Christian religious purists object that name days are in the Christian tradition, while birthdays are in the pagan tradition. This would mean that the day a martyr died, after which a child is given a Christian name, is more important than the day that child was born. The same applies to literal Muslims, who might accept the celebration of the Prophet's birth, but see secular birthday celebrations as infidels.

However, people do not pay attention to dogmas, but celebrate as they please. In the north of Germany, a folk custom has been preserved that certainly has a problematic meaning in this century. For a girl who has not married by her twenty-fifth birthday, her friends and relatives weave a wreath of old cigarette boxes and similar boxes and boxes. The meaning is actually offensive. When in German a woman is said to be an “old box” – alte Schachtel – then she is an “old girl” or “old woman”. A similar custom applies to men who have celebrated their thirtieth birthday as bachelors. For them, a wreath is woven from old socks – because the expression “old sock” has a similar associative field as the expression “old box”. Although the customs are not in line with today's times, and they are quite rude, they are quite tenacious in these German regions. This is an example of how the community has always participated in the life of an individual through its pressure. He might be happy to think of years as a series of numbers. But others don't see it that way.

photo: D. Dedović

The meaning of a birthday changes considerably in old age.

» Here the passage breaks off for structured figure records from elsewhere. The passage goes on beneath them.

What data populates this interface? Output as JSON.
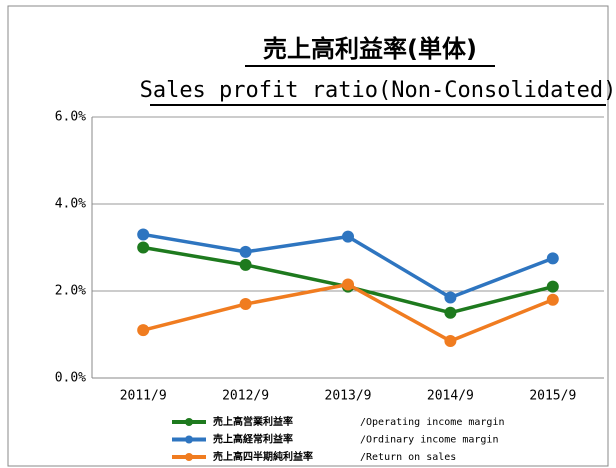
{
  "chart_data": {
    "type": "line",
    "title": "売上高利益率(単体)",
    "subtitle": "Sales profit ratio(Non-Consolidated)",
    "categories": [
      "2011/9",
      "2012/9",
      "2013/9",
      "2014/9",
      "2015/9"
    ],
    "series": [
      {
        "name": "売上高営業利益率",
        "name_en": "/Operating income margin",
        "color": "#1e7a1e",
        "values": [
          3.0,
          2.6,
          2.1,
          1.5,
          2.1
        ]
      },
      {
        "name": "売上高経常利益率",
        "name_en": "/Ordinary income margin",
        "color": "#2e75c0",
        "values": [
          3.3,
          2.9,
          3.25,
          1.85,
          2.75
        ]
      },
      {
        "name": "売上高四半期純利益率",
        "name_en": "/Return on sales",
        "color": "#f07c20",
        "values": [
          1.1,
          1.7,
          2.15,
          0.85,
          1.8
        ]
      }
    ],
    "ylim": [
      0,
      6
    ],
    "yticks": [
      {
        "value": 0,
        "label": "0.0%"
      },
      {
        "value": 2,
        "label": "2.0%"
      },
      {
        "value": 4,
        "label": "4.0%"
      },
      {
        "value": 6,
        "label": "6.0%"
      }
    ],
    "grid": true
  }
}
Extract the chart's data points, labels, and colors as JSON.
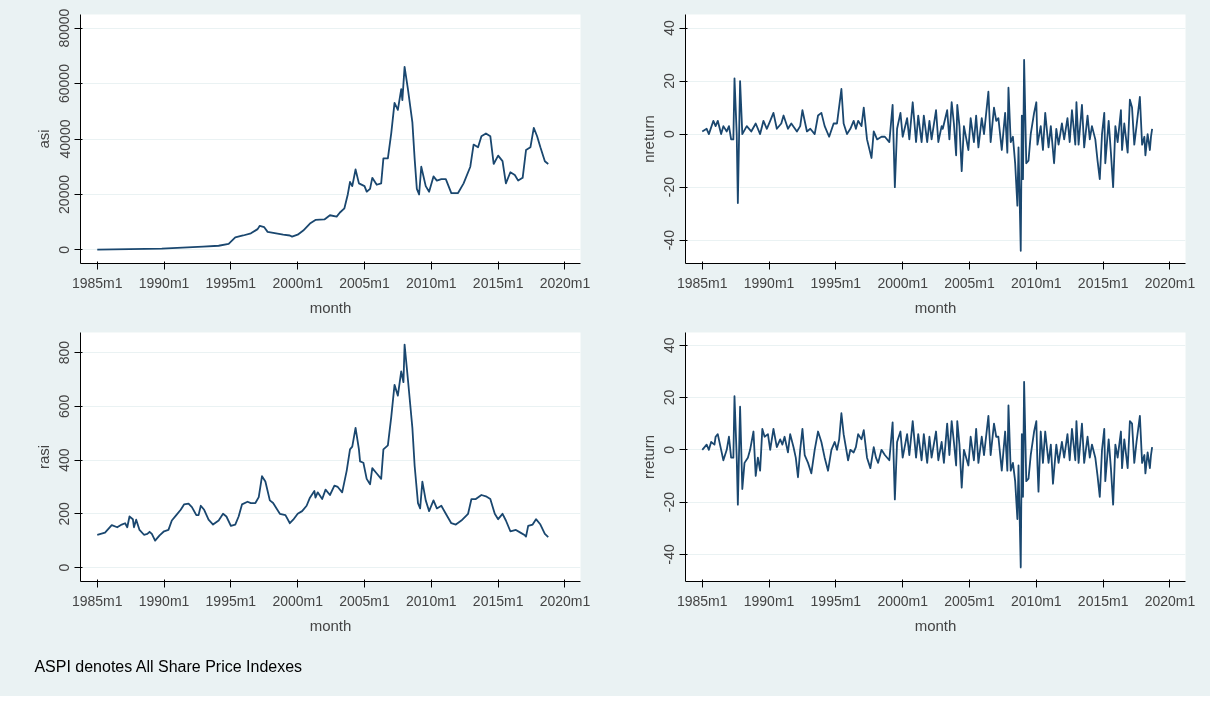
{
  "chart_data": [
    {
      "type": "line",
      "xlabel": "month",
      "ylabel": "asi",
      "grid": "y",
      "xlim": [
        "1983-10",
        "2021-03"
      ],
      "ylim": [
        -4900,
        84900
      ],
      "xticks": [
        {
          "value": "1985-01",
          "label": "1985m1"
        },
        {
          "value": "1990-01",
          "label": "1990m1"
        },
        {
          "value": "1995-01",
          "label": "1995m1"
        },
        {
          "value": "2000-01",
          "label": "2000m1"
        },
        {
          "value": "2005-01",
          "label": "2005m1"
        },
        {
          "value": "2010-01",
          "label": "2010m1"
        },
        {
          "value": "2015-01",
          "label": "2015m1"
        },
        {
          "value": "2020-01",
          "label": "2020m1"
        }
      ],
      "yticks": [
        0,
        20000,
        40000,
        60000,
        80000
      ],
      "series": [
        {
          "color": "#1a476f",
          "x": [
            "1985-01",
            "1989-11",
            "1992-12",
            "1994-02",
            "1994-11",
            "1995-05",
            "1995-12",
            "1996-07",
            "1997-01",
            "1997-03",
            "1997-07",
            "1997-10",
            "1998-12",
            "1999-06",
            "1999-08",
            "2000-01",
            "2000-06",
            "2000-12",
            "2001-05",
            "2002-01",
            "2002-06",
            "2002-12",
            "2003-03",
            "2003-07",
            "2003-10",
            "2003-12",
            "2004-02",
            "2004-05",
            "2004-08",
            "2005-01",
            "2005-03",
            "2005-06",
            "2005-08",
            "2005-12",
            "2006-04",
            "2006-06",
            "2006-10",
            "2007-01",
            "2007-04",
            "2007-07",
            "2007-10",
            "2007-11",
            "2008-01",
            "2008-04",
            "2008-08",
            "2008-10",
            "2008-12",
            "2009-02",
            "2009-04",
            "2009-08",
            "2009-11",
            "2010-03",
            "2010-06",
            "2010-10",
            "2011-02",
            "2011-07",
            "2012-01",
            "2012-06",
            "2012-12",
            "2013-03",
            "2013-07",
            "2013-10",
            "2014-02",
            "2014-06",
            "2014-09",
            "2015-01",
            "2015-05",
            "2015-08",
            "2015-12",
            "2016-04",
            "2016-07",
            "2016-11",
            "2017-02",
            "2017-06",
            "2017-09",
            "2017-12",
            "2018-03",
            "2018-07",
            "2018-10"
          ],
          "values": [
            100,
            500,
            1200,
            1500,
            2200,
            4500,
            5200,
            6000,
            7500,
            8700,
            8200,
            6500,
            5500,
            5200,
            4800,
            5500,
            7000,
            9500,
            10800,
            11000,
            12500,
            12000,
            13500,
            15000,
            20000,
            24500,
            23000,
            29000,
            24000,
            23000,
            21000,
            22000,
            26000,
            23500,
            24000,
            33000,
            33000,
            42000,
            53000,
            50500,
            58000,
            54000,
            66000,
            58000,
            46000,
            33000,
            22000,
            20000,
            30000,
            23000,
            21000,
            26500,
            25000,
            25500,
            25500,
            20500,
            20500,
            24000,
            30000,
            38000,
            37000,
            41000,
            42000,
            41000,
            31000,
            34000,
            32000,
            24000,
            28000,
            27000,
            25000,
            26000,
            36000,
            37000,
            44000,
            41000,
            37000,
            32000,
            31000
          ]
        }
      ]
    },
    {
      "type": "line",
      "xlabel": "month",
      "ylabel": "nreturn",
      "grid": "y",
      "xlim": [
        "1983-10",
        "2021-03"
      ],
      "ylim": [
        -48.8,
        45.1
      ],
      "xticks": [
        {
          "value": "1985-01",
          "label": "1985m1"
        },
        {
          "value": "1990-01",
          "label": "1990m1"
        },
        {
          "value": "1995-01",
          "label": "1995m1"
        },
        {
          "value": "2000-01",
          "label": "2000m1"
        },
        {
          "value": "2005-01",
          "label": "2005m1"
        },
        {
          "value": "2010-01",
          "label": "2010m1"
        },
        {
          "value": "2015-01",
          "label": "2015m1"
        },
        {
          "value": "2020-01",
          "label": "2020m1"
        }
      ],
      "yticks": [
        -40,
        -20,
        0,
        20,
        40
      ],
      "series": [
        {
          "color": "#1a476f",
          "x": [
            "1985-01",
            "1985-05",
            "1985-07",
            "1985-11",
            "1986-01",
            "1986-03",
            "1986-06",
            "1986-08",
            "1986-11",
            "1987-01",
            "1987-03",
            "1987-05",
            "1987-06",
            "1987-08",
            "1987-09",
            "1987-11",
            "1988-01",
            "1988-05",
            "1988-09",
            "1989-01",
            "1989-05",
            "1989-08",
            "1989-11",
            "1990-02",
            "1990-05",
            "1990-08",
            "1990-12",
            "1991-02",
            "1991-06",
            "1991-09",
            "1992-02",
            "1992-05",
            "1992-07",
            "1992-11",
            "1993-02",
            "1993-06",
            "1993-09",
            "1993-12",
            "1994-03",
            "1994-07",
            "1994-11",
            "1995-02",
            "1995-06",
            "1995-08",
            "1995-11",
            "1996-02",
            "1996-05",
            "1996-07",
            "1996-09",
            "1996-12",
            "1997-02",
            "1997-05",
            "1997-09",
            "1997-11",
            "1998-02",
            "1998-06",
            "1998-09",
            "1999-01",
            "1999-04",
            "1999-06",
            "1999-08",
            "1999-11",
            "2000-01",
            "2000-05",
            "2000-07",
            "2000-10",
            "2001-01",
            "2001-03",
            "2001-06",
            "2001-08",
            "2001-11",
            "2002-01",
            "2002-03",
            "2002-07",
            "2002-09",
            "2002-12",
            "2003-01",
            "2003-05",
            "2003-07",
            "2003-09",
            "2003-11",
            "2004-01",
            "2004-02",
            "2004-04",
            "2004-06",
            "2004-08",
            "2004-12",
            "2005-02",
            "2005-05",
            "2005-07",
            "2005-09",
            "2005-12",
            "2006-02",
            "2006-06",
            "2006-08",
            "2006-11",
            "2007-01",
            "2007-03",
            "2007-06",
            "2007-09",
            "2007-11",
            "2007-12",
            "2008-02",
            "2008-04",
            "2008-06",
            "2008-08",
            "2008-09",
            "2008-11",
            "2008-12",
            "2009-01",
            "2009-02",
            "2009-04",
            "2009-06",
            "2009-08",
            "2009-11",
            "2010-01",
            "2010-02",
            "2010-05",
            "2010-07",
            "2010-09",
            "2010-12",
            "2011-02",
            "2011-05",
            "2011-07",
            "2011-09",
            "2011-12",
            "2012-02",
            "2012-05",
            "2012-07",
            "2012-09",
            "2012-12",
            "2013-01",
            "2013-03",
            "2013-06",
            "2013-08",
            "2013-11",
            "2014-01",
            "2014-03",
            "2014-06",
            "2014-08",
            "2014-10",
            "2014-12",
            "2015-02",
            "2015-03",
            "2015-06",
            "2015-08",
            "2015-10",
            "2015-12",
            "2016-02",
            "2016-05",
            "2016-06",
            "2016-08",
            "2016-11",
            "2017-01",
            "2017-03",
            "2017-05",
            "2017-07",
            "2017-10",
            "2017-12",
            "2018-02",
            "2018-03",
            "2018-05",
            "2018-07",
            "2018-08",
            "2018-09"
          ],
          "values": [
            1,
            2,
            0,
            5,
            3,
            5,
            0,
            3,
            1,
            3,
            -2,
            -2,
            21,
            0,
            -26,
            20,
            0,
            3,
            1,
            4,
            0,
            5,
            2,
            5,
            8,
            2,
            4,
            7,
            2,
            4,
            1,
            3,
            9,
            1,
            2,
            0,
            7,
            8,
            3,
            -1,
            4,
            4,
            17,
            4,
            0,
            2,
            5,
            2,
            5,
            3,
            10,
            -2,
            -9,
            1,
            -2,
            -1,
            -1,
            -3,
            11,
            -20,
            2,
            8,
            -1,
            6,
            -2,
            12,
            -3,
            7,
            -3,
            7,
            -3,
            5,
            -2,
            9,
            -3,
            3,
            2,
            9,
            -2,
            12,
            4,
            -8,
            11,
            3,
            -14,
            3,
            -6,
            6,
            -3,
            7,
            -5,
            6,
            0,
            16,
            -3,
            10,
            5,
            6,
            -6,
            8,
            -7,
            17.5,
            -3,
            -1,
            -11,
            -27,
            -5,
            -44,
            7,
            -17,
            28,
            -11,
            -10,
            0,
            8,
            12,
            -4,
            3,
            -6,
            8,
            -5,
            3,
            -11,
            2,
            -4,
            4,
            -2,
            6,
            -3,
            9,
            -4,
            12,
            -4,
            11,
            -5,
            7,
            -2,
            3,
            -2,
            -10,
            -17,
            0,
            8,
            -11,
            5,
            -7,
            -20,
            3,
            -3,
            9,
            -6,
            4,
            -7,
            13,
            10,
            -4,
            3,
            14,
            -4,
            -1,
            -8,
            0,
            -6,
            -1,
            2
          ]
        }
      ]
    },
    {
      "type": "line",
      "xlabel": "month",
      "ylabel": "rasi",
      "grid": "y",
      "xlim": [
        "1983-10",
        "2021-03"
      ],
      "ylim": [
        -52,
        875
      ],
      "xticks": [
        {
          "value": "1985-01",
          "label": "1985m1"
        },
        {
          "value": "1990-01",
          "label": "1990m1"
        },
        {
          "value": "1995-01",
          "label": "1995m1"
        },
        {
          "value": "2000-01",
          "label": "2000m1"
        },
        {
          "value": "2005-01",
          "label": "2005m1"
        },
        {
          "value": "2010-01",
          "label": "2010m1"
        },
        {
          "value": "2015-01",
          "label": "2015m1"
        },
        {
          "value": "2020-01",
          "label": "2020m1"
        }
      ],
      "yticks": [
        0,
        200,
        400,
        600,
        800
      ],
      "series": [
        {
          "color": "#1a476f",
          "x": [
            "1985-01",
            "1985-08",
            "1986-02",
            "1986-07",
            "1986-11",
            "1987-02",
            "1987-04",
            "1987-06",
            "1987-09",
            "1987-10",
            "1987-12",
            "1988-03",
            "1988-07",
            "1988-10",
            "1988-12",
            "1989-02",
            "1989-05",
            "1989-09",
            "1990-01",
            "1990-05",
            "1990-08",
            "1990-12",
            "1991-04",
            "1991-07",
            "1991-11",
            "1992-02",
            "1992-06",
            "1992-08",
            "1992-10",
            "1993-01",
            "1993-05",
            "1993-09",
            "1994-02",
            "1994-06",
            "1994-09",
            "1995-01",
            "1995-05",
            "1995-08",
            "1995-11",
            "1996-04",
            "1996-07",
            "1996-11",
            "1997-02",
            "1997-05",
            "1997-08",
            "1997-12",
            "1998-03",
            "1998-09",
            "1999-02",
            "1999-06",
            "1999-09",
            "2000-01",
            "2000-05",
            "2000-09",
            "2000-12",
            "2001-04",
            "2001-05",
            "2001-07",
            "2001-11",
            "2002-02",
            "2002-06",
            "2002-10",
            "2003-01",
            "2003-05",
            "2003-09",
            "2003-12",
            "2004-02",
            "2004-05",
            "2004-08",
            "2004-09",
            "2004-12",
            "2005-03",
            "2005-06",
            "2005-08",
            "2005-12",
            "2006-04",
            "2006-06",
            "2006-10",
            "2007-01",
            "2007-04",
            "2007-07",
            "2007-10",
            "2007-12",
            "2008-01",
            "2008-04",
            "2008-08",
            "2008-10",
            "2009-01",
            "2009-03",
            "2009-05",
            "2009-08",
            "2009-11",
            "2010-03",
            "2010-06",
            "2010-10",
            "2011-02",
            "2011-07",
            "2011-11",
            "2012-04",
            "2012-10",
            "2013-01",
            "2013-05",
            "2013-10",
            "2014-02",
            "2014-06",
            "2014-10",
            "2015-01",
            "2015-05",
            "2015-08",
            "2015-12",
            "2016-05",
            "2016-09",
            "2017-01",
            "2017-02",
            "2017-04",
            "2017-08",
            "2017-11",
            "2018-03",
            "2018-07",
            "2018-10"
          ],
          "values": [
            122,
            130,
            158,
            150,
            160,
            165,
            150,
            190,
            180,
            150,
            178,
            140,
            122,
            125,
            133,
            125,
            100,
            120,
            135,
            140,
            175,
            195,
            215,
            235,
            238,
            225,
            195,
            195,
            230,
            215,
            178,
            160,
            175,
            200,
            190,
            155,
            160,
            190,
            235,
            245,
            240,
            240,
            262,
            340,
            320,
            250,
            240,
            200,
            195,
            165,
            178,
            200,
            210,
            230,
            260,
            285,
            260,
            280,
            255,
            290,
            270,
            305,
            300,
            280,
            360,
            440,
            450,
            520,
            440,
            395,
            390,
            330,
            310,
            370,
            350,
            330,
            440,
            455,
            560,
            680,
            640,
            730,
            690,
            830,
            700,
            520,
            380,
            240,
            220,
            320,
            250,
            210,
            250,
            220,
            230,
            200,
            165,
            160,
            175,
            200,
            255,
            255,
            270,
            265,
            255,
            200,
            180,
            200,
            175,
            135,
            140,
            130,
            120,
            115,
            155,
            160,
            180,
            160,
            125,
            113
          ]
        }
      ]
    },
    {
      "type": "line",
      "xlabel": "month",
      "ylabel": "rreturn",
      "grid": "y",
      "xlim": [
        "1983-10",
        "2021-03"
      ],
      "ylim": [
        -50.4,
        44.9
      ],
      "xticks": [
        {
          "value": "1985-01",
          "label": "1985m1"
        },
        {
          "value": "1990-01",
          "label": "1990m1"
        },
        {
          "value": "1995-01",
          "label": "1995m1"
        },
        {
          "value": "2000-01",
          "label": "2000m1"
        },
        {
          "value": "2005-01",
          "label": "2005m1"
        },
        {
          "value": "2010-01",
          "label": "2010m1"
        },
        {
          "value": "2015-01",
          "label": "2015m1"
        },
        {
          "value": "2020-01",
          "label": "2020m1"
        }
      ],
      "yticks": [
        -40,
        -20,
        0,
        20,
        40
      ],
      "series": [
        {
          "color": "#1a476f",
          "x": [
            "1985-01",
            "1985-05",
            "1985-07",
            "1985-09",
            "1985-12",
            "1986-01",
            "1986-03",
            "1986-06",
            "1986-08",
            "1986-11",
            "1987-01",
            "1987-03",
            "1987-05",
            "1987-06",
            "1987-08",
            "1987-09",
            "1987-11",
            "1988-01",
            "1988-03",
            "1988-06",
            "1988-08",
            "1988-11",
            "1989-01",
            "1989-03",
            "1989-05",
            "1989-07",
            "1989-09",
            "1989-12",
            "1990-02",
            "1990-05",
            "1990-08",
            "1990-11",
            "1991-01",
            "1991-03",
            "1991-06",
            "1991-08",
            "1991-11",
            "1992-01",
            "1992-03",
            "1992-05",
            "1992-07",
            "1992-09",
            "1992-12",
            "1993-03",
            "1993-06",
            "1993-09",
            "1993-12",
            "1994-03",
            "1994-06",
            "1994-09",
            "1994-12",
            "1995-02",
            "1995-04",
            "1995-06",
            "1995-08",
            "1995-12",
            "1996-02",
            "1996-05",
            "1996-07",
            "1996-09",
            "1996-12",
            "1997-02",
            "1997-05",
            "1997-08",
            "1997-11",
            "1998-01",
            "1998-03",
            "1998-06",
            "1998-09",
            "1999-01",
            "1999-04",
            "1999-06",
            "1999-08",
            "1999-11",
            "2000-01",
            "2000-05",
            "2000-07",
            "2000-10",
            "2001-01",
            "2001-03",
            "2001-06",
            "2001-08",
            "2001-11",
            "2002-01",
            "2002-03",
            "2002-07",
            "2002-09",
            "2002-12",
            "2003-02",
            "2003-05",
            "2003-07",
            "2003-09",
            "2003-11",
            "2004-01",
            "2004-02",
            "2004-04",
            "2004-06",
            "2004-08",
            "2004-12",
            "2005-02",
            "2005-05",
            "2005-07",
            "2005-09",
            "2005-12",
            "2006-02",
            "2006-06",
            "2006-08",
            "2006-11",
            "2007-01",
            "2007-03",
            "2007-06",
            "2007-09",
            "2007-11",
            "2007-12",
            "2008-02",
            "2008-04",
            "2008-06",
            "2008-08",
            "2008-09",
            "2008-11",
            "2008-12",
            "2009-01",
            "2009-02",
            "2009-04",
            "2009-06",
            "2009-08",
            "2009-11",
            "2010-01",
            "2010-02",
            "2010-03",
            "2010-05",
            "2010-07",
            "2010-09",
            "2010-12",
            "2011-02",
            "2011-04",
            "2011-07",
            "2011-09",
            "2011-12",
            "2012-02",
            "2012-05",
            "2012-07",
            "2012-09",
            "2012-12",
            "2013-01",
            "2013-03",
            "2013-06",
            "2013-08",
            "2013-11",
            "2014-01",
            "2014-03",
            "2014-06",
            "2014-08",
            "2014-10",
            "2014-12",
            "2015-02",
            "2015-03",
            "2015-06",
            "2015-08",
            "2015-10",
            "2015-12",
            "2016-02",
            "2016-05",
            "2016-06",
            "2016-08",
            "2016-11",
            "2017-01",
            "2017-03",
            "2017-05",
            "2017-07",
            "2017-10",
            "2017-12",
            "2018-02",
            "2018-03",
            "2018-05",
            "2018-07",
            "2018-08",
            "2018-09"
          ],
          "values": [
            0,
            2,
            0,
            3,
            2,
            5,
            6,
            0,
            -4,
            0,
            5,
            -3,
            -3,
            20.5,
            -3,
            -21,
            16.5,
            -15,
            -5,
            -3,
            0,
            7,
            -10,
            -3,
            -8,
            8,
            5,
            6,
            0,
            8,
            1,
            4,
            2,
            5,
            -1,
            6,
            1,
            -3,
            -10.5,
            0,
            8,
            -2,
            -5,
            -9,
            0,
            7,
            3,
            -3,
            -8,
            0,
            3,
            0,
            4,
            14,
            6,
            -4,
            0,
            -1,
            1,
            6,
            4,
            7.5,
            -3,
            -7,
            1,
            -3,
            -5,
            0,
            -2,
            -4,
            10.5,
            -19,
            3,
            7,
            -3,
            6,
            -2,
            11,
            -3,
            6,
            -4,
            6,
            -5,
            5,
            -3,
            7,
            -4,
            3,
            -5,
            10,
            -2,
            11,
            3,
            -6,
            11,
            2,
            -14.5,
            0,
            -6,
            5,
            -4,
            8,
            -5,
            5,
            -2,
            13,
            -2,
            10,
            5,
            5,
            -8,
            7,
            -8,
            17,
            -8,
            -5,
            -12,
            -26.5,
            -6,
            -45,
            6,
            -18,
            26,
            -12,
            -11,
            -2,
            7,
            11,
            -6,
            -16,
            7,
            -5,
            7,
            -5,
            2,
            -13,
            2,
            -5,
            3,
            -3,
            6,
            -4,
            8,
            -4,
            11,
            -5,
            10,
            -5,
            5,
            -3,
            2,
            -3,
            -10,
            -18,
            0,
            8,
            -12,
            4,
            -7,
            -21,
            2,
            -3,
            7,
            -7,
            4,
            -7,
            11,
            10,
            -5,
            3,
            13,
            -5,
            -2,
            -9,
            -1,
            -7,
            -2,
            1
          ]
        }
      ]
    },
    {
      "type": "other",
      "annotations": [
        "ASPI denotes All Share Price Indexes"
      ]
    }
  ]
}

While a young person's birthdays, according to the opinion of those around them, propel him towards a bright future, the elderly can be grateful that they lived to see that date. When the senses fail, boisterous celebrations certainly do not make sense. But the great satirist George Bernard Shaw also saw some undoubtedly positive side effects in old age: "Old age has two advantages: Your teeth no longer ache and you no longer hear all that nonsense they talk about."

Birthdays remind us of another fact – time is the only completely non-renewable resource we have. Seneca would say – it's not that we have little time, but that there is a lot of time that we don't use.